Savings is generally seen through the lens of tool consolidation. Stability is about reducing downtime and operational fragility. Speed is about getting engineering time back, enabling more focus on delivering product value. Satisfaction looks outward to customers, partners, and downstream trust. And product success asks the most difficult question of all: what did the product do better because of this, and what was that worth? It shifts the conversation to the customer experience.

AI raises that bar

The current wave of AI investment makes observability more important than ever. The argument is that effective gen AI investment means organizations need to judge AI through value creation, adoption, business impact, cost to scale, and governance. Observable AI has to be a part of the control plane. Think about it: if an AI system is expensive to operate, difficult to reason about, unpredictable in production, or impossible to tie back to user value, then availability metrics alone don’t justify the investment. Observability needs to help answer whether the system is behaving, what it’s actually doing in production, whether it’s trusted, and whether it’s worth the spend. That’s a much higher bar than simply proving the lights are still on.

That has also shifted the stakeholders. Where there used to be one buyer, there are now several—CTO, CPO, CISO, CFO—and they are looking at things through different lenses. Product wants evidence of user and feature outcomes, finance wants the cost and revenue story. Leaders who can support all four stakeholders and tell a complete value story win.

A great example here is Fin.ai. Their AI customer service agent handles millions of conversations on a daily basis. The team needed more than service health dashboards to understand what was actually happening. They built a formal SLI for Fin in Honeycomb, tracking time to first token, model performance, routing decisions, and conversation-level behavior. That gave their teams a way to measure the actual customer experience, not just whether the underlying services were alive. They observed their product. It wasn’t just about helping engineers debug faster, it was about helping them evaluate whether an AI agent was doing its job well enough to deliver the customer experience they expected. As Kesha at Fin always says, “How do you say observability without saying observability?”

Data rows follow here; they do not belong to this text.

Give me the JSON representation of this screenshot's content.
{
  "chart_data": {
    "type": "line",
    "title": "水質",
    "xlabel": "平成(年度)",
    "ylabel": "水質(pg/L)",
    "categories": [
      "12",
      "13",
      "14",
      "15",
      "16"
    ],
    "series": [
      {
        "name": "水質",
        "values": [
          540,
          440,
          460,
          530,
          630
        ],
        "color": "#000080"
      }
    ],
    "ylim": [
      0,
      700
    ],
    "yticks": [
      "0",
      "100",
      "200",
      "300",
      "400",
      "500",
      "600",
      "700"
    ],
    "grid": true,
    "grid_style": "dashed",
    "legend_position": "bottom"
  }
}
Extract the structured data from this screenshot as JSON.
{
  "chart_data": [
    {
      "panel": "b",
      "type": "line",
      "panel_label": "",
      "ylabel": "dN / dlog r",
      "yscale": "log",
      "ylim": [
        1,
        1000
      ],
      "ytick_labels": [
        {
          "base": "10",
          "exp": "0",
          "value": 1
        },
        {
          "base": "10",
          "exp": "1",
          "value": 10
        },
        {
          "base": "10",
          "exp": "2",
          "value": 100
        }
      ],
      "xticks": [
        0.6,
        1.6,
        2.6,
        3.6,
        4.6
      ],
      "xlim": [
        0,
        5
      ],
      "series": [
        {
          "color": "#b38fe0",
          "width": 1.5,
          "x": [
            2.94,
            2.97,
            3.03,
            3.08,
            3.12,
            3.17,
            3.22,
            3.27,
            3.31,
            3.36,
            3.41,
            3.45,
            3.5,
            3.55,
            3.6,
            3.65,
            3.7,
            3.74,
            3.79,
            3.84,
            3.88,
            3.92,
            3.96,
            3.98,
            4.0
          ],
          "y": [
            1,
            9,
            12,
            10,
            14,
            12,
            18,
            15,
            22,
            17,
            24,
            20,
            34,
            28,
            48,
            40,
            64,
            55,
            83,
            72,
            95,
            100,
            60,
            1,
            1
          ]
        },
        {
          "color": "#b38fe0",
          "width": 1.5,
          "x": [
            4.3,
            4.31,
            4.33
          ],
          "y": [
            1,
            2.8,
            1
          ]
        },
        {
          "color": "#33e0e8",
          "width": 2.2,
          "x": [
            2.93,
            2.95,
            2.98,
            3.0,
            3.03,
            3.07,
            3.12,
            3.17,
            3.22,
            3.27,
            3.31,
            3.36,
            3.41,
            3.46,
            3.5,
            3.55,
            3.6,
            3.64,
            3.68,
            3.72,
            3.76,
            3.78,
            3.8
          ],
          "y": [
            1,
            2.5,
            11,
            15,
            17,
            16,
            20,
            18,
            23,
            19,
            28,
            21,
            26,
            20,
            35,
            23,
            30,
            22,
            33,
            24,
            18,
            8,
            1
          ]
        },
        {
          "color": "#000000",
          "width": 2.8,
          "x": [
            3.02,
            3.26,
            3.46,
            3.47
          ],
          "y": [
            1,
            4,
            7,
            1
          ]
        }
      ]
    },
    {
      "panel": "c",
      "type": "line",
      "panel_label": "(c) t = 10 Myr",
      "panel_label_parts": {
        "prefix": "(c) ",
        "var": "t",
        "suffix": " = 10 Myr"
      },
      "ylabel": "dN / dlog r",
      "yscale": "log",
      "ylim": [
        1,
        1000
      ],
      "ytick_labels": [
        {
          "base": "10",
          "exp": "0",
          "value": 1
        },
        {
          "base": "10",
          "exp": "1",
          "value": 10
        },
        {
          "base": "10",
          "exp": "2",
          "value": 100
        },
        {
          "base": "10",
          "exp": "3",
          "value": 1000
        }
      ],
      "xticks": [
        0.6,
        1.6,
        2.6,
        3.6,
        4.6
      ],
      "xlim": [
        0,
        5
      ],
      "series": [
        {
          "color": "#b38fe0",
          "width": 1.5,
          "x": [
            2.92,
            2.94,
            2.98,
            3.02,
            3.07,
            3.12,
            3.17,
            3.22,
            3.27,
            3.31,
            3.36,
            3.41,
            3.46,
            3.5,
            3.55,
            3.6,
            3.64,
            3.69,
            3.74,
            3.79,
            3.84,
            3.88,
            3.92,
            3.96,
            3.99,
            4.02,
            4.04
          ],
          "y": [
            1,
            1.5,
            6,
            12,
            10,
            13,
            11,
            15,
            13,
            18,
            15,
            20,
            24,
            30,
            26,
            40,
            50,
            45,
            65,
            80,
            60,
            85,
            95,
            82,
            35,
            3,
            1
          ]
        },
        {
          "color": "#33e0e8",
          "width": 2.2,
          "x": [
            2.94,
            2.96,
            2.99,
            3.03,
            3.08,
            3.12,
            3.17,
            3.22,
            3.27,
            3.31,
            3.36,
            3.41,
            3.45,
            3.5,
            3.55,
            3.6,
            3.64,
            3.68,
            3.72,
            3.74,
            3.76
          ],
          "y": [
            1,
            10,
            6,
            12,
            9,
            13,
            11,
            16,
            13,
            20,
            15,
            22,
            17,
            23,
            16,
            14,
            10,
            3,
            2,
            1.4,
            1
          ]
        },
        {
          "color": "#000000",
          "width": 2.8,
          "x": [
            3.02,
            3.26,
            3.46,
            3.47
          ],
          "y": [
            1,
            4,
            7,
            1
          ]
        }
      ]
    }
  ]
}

Another theme that came from LDX3 was how much security is now a part of observability. In the AI world, attack speed and supply chain risks are higher. It’s less about forensic analysis after the fact, and more about early detection, mitigation, and real-time signal analysis, all while bringing security stakeholders right into the mix.

So, what does good look like?

As per usual, it starts with a baseline. Build toward a target and link directly to outcomes that matter outside the platform team. In fact, the strongest value stories are updated over time, shaped with customer and stakeholder input, and grounded in numbers that teams can defend in a real budget discussion.

That means we must ask better questions, such as:

  • What did an hour of downtime cost last year and what does it cost now?
  • How much engineering capacity was recovered and what did we ship with that time?
  • How did customer experience change and can that be shown rather than claimed?

It means building clearer expressions of value from the data that teams already have. Asking the questions you haven’t before. Observability is no longer about knowing whether systems are running. It’s about understanding what changed because teams could see more clearly, move more confidently, and connect technical signals to outcomes the business actually cares about. If that story cannot be told, there is a good chance the wrong things are being measured.